Dance sighs, collects the folders of papers that he put together for Brian, and hurries away.  Reassuring Brian about what he faces if Young is not coming back will be the big job of the day.  Brian is suddenly asking all those questions he was far too proud to ask before, with more time, back when he viewed Dance as an immovable object.

Dance remains puzzled by much of that morning’s meeting, and Bud’s questions.

When he asks Drin about it, that night, Drin shrugs too.  “He gets precise like that when he’s checking on the specs on some piece of equipment, I know that.  Maybe he just never connected the dots before, things like, oh, yeah, you do actually practice in the dojo.  I assumed he wanted to nail the point on how extremely well you could hear what Young was saying, to help defend against any lawsuits by Young.”
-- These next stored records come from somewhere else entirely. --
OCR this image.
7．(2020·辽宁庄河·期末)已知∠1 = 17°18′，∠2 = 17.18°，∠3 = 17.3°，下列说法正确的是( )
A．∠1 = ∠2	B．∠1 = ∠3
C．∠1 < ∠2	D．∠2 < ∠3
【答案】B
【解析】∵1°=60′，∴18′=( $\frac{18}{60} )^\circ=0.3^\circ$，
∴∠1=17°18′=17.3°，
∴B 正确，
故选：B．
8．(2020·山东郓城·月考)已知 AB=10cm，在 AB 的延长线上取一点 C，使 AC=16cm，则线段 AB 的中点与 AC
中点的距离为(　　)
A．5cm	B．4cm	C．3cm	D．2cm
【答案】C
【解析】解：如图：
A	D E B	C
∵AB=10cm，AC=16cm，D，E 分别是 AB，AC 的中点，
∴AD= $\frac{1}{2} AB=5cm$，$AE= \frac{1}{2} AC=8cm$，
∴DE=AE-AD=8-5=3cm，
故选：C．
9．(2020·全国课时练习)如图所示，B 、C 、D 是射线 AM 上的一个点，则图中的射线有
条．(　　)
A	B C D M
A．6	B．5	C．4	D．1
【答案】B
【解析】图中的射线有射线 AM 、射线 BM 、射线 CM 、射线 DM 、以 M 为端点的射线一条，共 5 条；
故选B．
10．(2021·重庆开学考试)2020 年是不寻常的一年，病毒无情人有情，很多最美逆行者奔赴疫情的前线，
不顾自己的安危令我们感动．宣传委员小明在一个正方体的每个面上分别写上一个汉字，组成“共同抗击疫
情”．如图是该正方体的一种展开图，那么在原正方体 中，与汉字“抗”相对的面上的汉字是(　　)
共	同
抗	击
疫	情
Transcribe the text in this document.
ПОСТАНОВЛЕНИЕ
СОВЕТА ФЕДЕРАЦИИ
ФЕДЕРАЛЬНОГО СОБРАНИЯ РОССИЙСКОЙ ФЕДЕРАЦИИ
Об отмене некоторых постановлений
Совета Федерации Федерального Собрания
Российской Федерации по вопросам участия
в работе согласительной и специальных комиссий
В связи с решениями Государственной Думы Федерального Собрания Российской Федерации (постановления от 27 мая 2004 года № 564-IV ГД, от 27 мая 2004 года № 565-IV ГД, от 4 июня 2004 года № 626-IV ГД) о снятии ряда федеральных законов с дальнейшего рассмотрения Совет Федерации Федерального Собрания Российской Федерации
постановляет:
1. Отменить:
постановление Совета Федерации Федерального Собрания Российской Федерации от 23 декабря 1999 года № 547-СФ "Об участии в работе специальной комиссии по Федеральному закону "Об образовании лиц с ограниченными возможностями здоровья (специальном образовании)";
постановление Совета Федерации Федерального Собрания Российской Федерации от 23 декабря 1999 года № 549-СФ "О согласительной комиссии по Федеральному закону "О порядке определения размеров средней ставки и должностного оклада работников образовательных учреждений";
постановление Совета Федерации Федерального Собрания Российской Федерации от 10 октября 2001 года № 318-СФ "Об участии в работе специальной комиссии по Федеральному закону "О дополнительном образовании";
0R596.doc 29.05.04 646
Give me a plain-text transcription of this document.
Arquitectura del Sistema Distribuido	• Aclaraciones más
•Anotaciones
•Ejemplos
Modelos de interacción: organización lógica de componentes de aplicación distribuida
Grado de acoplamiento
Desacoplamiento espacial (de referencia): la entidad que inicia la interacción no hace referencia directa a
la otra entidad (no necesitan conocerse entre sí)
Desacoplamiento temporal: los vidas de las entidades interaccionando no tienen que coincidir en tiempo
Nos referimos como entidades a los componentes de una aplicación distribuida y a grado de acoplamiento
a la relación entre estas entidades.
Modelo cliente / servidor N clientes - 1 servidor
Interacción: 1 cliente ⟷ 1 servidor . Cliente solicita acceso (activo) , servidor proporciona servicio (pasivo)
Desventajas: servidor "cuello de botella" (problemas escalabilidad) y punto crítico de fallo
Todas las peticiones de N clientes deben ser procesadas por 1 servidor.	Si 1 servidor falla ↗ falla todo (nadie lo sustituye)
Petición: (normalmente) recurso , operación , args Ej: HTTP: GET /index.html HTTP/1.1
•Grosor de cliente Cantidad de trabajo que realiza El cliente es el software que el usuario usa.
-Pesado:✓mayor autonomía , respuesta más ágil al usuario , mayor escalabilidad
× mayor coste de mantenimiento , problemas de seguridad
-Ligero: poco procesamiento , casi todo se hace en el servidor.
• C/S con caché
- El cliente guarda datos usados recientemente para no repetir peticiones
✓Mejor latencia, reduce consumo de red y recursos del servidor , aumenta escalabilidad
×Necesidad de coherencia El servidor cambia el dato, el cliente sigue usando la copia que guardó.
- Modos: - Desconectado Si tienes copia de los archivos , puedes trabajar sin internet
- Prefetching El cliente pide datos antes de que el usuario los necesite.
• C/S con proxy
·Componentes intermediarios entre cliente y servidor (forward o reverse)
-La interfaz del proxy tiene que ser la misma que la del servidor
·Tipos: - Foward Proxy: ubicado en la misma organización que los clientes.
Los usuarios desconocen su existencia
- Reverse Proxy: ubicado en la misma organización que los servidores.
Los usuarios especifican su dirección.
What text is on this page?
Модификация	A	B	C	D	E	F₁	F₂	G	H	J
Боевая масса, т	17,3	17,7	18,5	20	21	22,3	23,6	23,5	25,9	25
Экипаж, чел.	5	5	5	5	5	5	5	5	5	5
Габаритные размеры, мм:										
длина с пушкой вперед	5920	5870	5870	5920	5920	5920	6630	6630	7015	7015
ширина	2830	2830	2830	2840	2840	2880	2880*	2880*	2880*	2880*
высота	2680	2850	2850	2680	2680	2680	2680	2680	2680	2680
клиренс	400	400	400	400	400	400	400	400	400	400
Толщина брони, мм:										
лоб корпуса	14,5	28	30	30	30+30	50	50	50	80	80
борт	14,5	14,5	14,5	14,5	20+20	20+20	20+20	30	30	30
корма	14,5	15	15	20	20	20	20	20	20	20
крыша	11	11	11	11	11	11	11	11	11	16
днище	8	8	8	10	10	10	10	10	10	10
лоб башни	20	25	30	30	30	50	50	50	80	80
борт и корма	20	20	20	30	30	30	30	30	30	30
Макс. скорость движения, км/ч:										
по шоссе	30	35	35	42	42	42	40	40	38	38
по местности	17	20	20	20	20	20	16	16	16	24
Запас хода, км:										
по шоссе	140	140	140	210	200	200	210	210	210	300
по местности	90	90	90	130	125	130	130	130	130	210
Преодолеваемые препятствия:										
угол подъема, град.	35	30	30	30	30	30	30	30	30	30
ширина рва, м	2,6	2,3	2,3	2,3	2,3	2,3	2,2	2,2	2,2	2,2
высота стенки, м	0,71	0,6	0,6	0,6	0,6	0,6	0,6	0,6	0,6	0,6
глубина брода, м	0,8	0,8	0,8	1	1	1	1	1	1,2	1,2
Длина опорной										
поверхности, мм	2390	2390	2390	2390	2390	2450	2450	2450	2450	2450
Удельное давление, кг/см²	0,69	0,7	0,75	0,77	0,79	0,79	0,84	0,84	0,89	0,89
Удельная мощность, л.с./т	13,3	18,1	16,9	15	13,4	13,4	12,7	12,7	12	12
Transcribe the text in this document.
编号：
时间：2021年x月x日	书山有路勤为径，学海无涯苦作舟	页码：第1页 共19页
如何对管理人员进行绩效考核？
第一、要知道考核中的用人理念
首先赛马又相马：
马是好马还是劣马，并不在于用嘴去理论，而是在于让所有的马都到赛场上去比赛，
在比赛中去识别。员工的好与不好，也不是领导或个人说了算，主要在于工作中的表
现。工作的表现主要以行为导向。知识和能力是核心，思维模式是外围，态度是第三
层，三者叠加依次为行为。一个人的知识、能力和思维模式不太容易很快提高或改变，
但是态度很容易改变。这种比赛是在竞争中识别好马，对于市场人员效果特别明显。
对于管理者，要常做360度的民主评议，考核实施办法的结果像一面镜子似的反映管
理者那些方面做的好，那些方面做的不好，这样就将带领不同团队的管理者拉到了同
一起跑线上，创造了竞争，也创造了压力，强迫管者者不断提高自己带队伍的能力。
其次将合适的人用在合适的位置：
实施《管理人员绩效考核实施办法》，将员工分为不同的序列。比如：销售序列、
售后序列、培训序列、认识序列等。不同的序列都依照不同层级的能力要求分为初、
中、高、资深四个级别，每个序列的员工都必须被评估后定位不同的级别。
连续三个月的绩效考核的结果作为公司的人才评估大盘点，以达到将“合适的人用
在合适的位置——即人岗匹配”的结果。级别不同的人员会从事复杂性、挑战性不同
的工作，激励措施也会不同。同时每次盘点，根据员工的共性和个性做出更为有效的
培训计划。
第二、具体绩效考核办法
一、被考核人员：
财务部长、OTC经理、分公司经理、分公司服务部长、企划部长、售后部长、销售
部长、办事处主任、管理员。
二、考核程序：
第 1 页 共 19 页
“Shura is going to be unhappy about Young fighting himself out of a job, if Young is still owing debts and gambling badly,” Dance says.

“You got that right,” Emma says, pouring Drin more coffee.  It’s looking like a long night for all of them, with deadlines that won’t conveniently postpone just because they need to make statements to the police.  Or because they have to make arrangements to help out Brian if Dance is removed from his post as Concertmaster.

He’s too tired to think about the bubble of hope hanging tightly in his tum, the one that says, hey, if Young is leaving, maybe we could get a really good conductor?  He ignores that misleading little voice.  He had the same hopes when Walstad left, and they got Young instead.

Besides, he’s almost too tired to respond when he rolls into bed with Drin.  Almost.  Drin wants to kiss him and touch him all over and take him with a kind of reassuring, possessive anger, and Dance is happy to have his brain shut off in favor of his dick by a demanding husband.  Plus it makes his back stop hurting so much.  Ever since the fight with Young, his tailbone has been achingly alive, throbbing up his back and across his pelvis.  It’s got a constant tingling sensation like one of Drin’s July Fourth sparklers spitting onto his fingers.  That itchy, crawling, white-spark sensation burning along the base of his spine quiets down for hours when Drin brings him to climax.  Getting fucked into totally limp satisfaction is a real improvement.